- Education: University of Missouri
- Years active: 2013–present
- Sports commentary career
- Team(s): Portland Sea Dogs, Mat-Su Miners, Medford Rogues, St. Paul Saints, Lexington Legends
- Genre: Play-by-play
- Sport: Minor League Baseball

= Emma Tiedemann =

American play-by-play sports announcer

Emma Tiedemann is a play-by-play sports announcer, one of the original four female broadcasters in Minor League Baseball. She has announced for basketball, football, soccer, softball and volleyball games. She currently works for the Portland Sea Dogs as Director of Broadcasting.

==Early life and education==
Tiedemann grew up in the Dallas suburbs, the granddaughter of Texas sports broadcaster Bill Mercer, the first voice of the Texas Rangers. While in high school, she occasionally did play-by-play work at basketball with her grandfather for the University of Texas at Dallas. She enrolled at the University of Missouri and worked doing sportscasting for the school station KCOU. She graduated in 2015 with a bachelor's degree in secondary education and a minor in history.

== Career ==
Tiedemann's first professional job was as a play-by-play and color analyst for the Mat-Su Miners in the summertime Alaska Baseball League.

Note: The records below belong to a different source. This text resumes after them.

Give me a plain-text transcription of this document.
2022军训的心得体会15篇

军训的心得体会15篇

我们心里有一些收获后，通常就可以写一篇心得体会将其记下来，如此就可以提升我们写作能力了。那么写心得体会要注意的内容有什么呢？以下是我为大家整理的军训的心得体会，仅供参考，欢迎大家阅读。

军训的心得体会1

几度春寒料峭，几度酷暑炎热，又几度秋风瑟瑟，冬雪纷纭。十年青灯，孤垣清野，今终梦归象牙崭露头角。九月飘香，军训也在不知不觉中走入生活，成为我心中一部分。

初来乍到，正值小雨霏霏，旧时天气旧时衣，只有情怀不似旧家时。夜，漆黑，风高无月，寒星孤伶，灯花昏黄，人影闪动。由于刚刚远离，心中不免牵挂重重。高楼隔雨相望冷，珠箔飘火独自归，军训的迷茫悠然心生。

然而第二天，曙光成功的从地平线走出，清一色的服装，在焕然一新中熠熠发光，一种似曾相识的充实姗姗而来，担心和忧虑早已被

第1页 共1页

She decided to seek more permanent work in baseball and applied to a number of teams, getting a job as the Broadcast and Communications Manager with the Medford Rogues in the summertime West Coast League. She was the team's broadcaster as well as communications manager. She worked as a No. 2 broadcaster, Broadcast and Media Relations Assistant, for the St. Paul Saints alongside play-by-play broadcaster Sean Aronson. In 2018, she became the Lexington Legends' primary play-by-play broadcaster while serving as their Director of Broadcasting & Media Relations. In 2018 she was also named the play-by-play announcer for Morehead State University's women's basketball team, the first woman to hold that position. In 2019, she was honored as the South Atlantic League Media Relations Director of the Year. In 2019, she said that she'd gotten to call a championship series in her first year with every team, although she first called a winning championship in 2018, for the Legends.

In 2020, she became the Sea Dogs' fifth lead broadcaster, having beaten out about 150 other applicants for the job. During her first day in March, the staff learned that they would all be working from home; the Minor League season shut down shortly thereafter amid the COVID-19 pandemic. Tiedemann spent her first work week studying baseball statistics, putting together game notes, and working on hiring a broadcasting partner for home games. In 2021, she was back in the stadium and on the road with the team. As a minor-league employee, she said in 2020, her work days can consist of "social media, pulling tarp, broadcast preparation, corporate sales, graphic design, selling tickets, being the mascot and many other things, all before that 7:05 p.m. first pitch."

On August 8, 2024, NESN announced that Tiedemann and Portland Sea Dogs broadcast partner, Rylee Pay, would be on the call for the Boston Red Sox game vs the Toronto Blue Jays on August 26. On August 26, 2024, Pay and Tiedemann became the first pair of women to call a Red Sox game. In January 2025, Tiedemann was named Maine sportscaster of the year for 2024.

Tiedemann says she has a traditional style since she learned the craft from her grandfather and listening to tapes of Red Barber.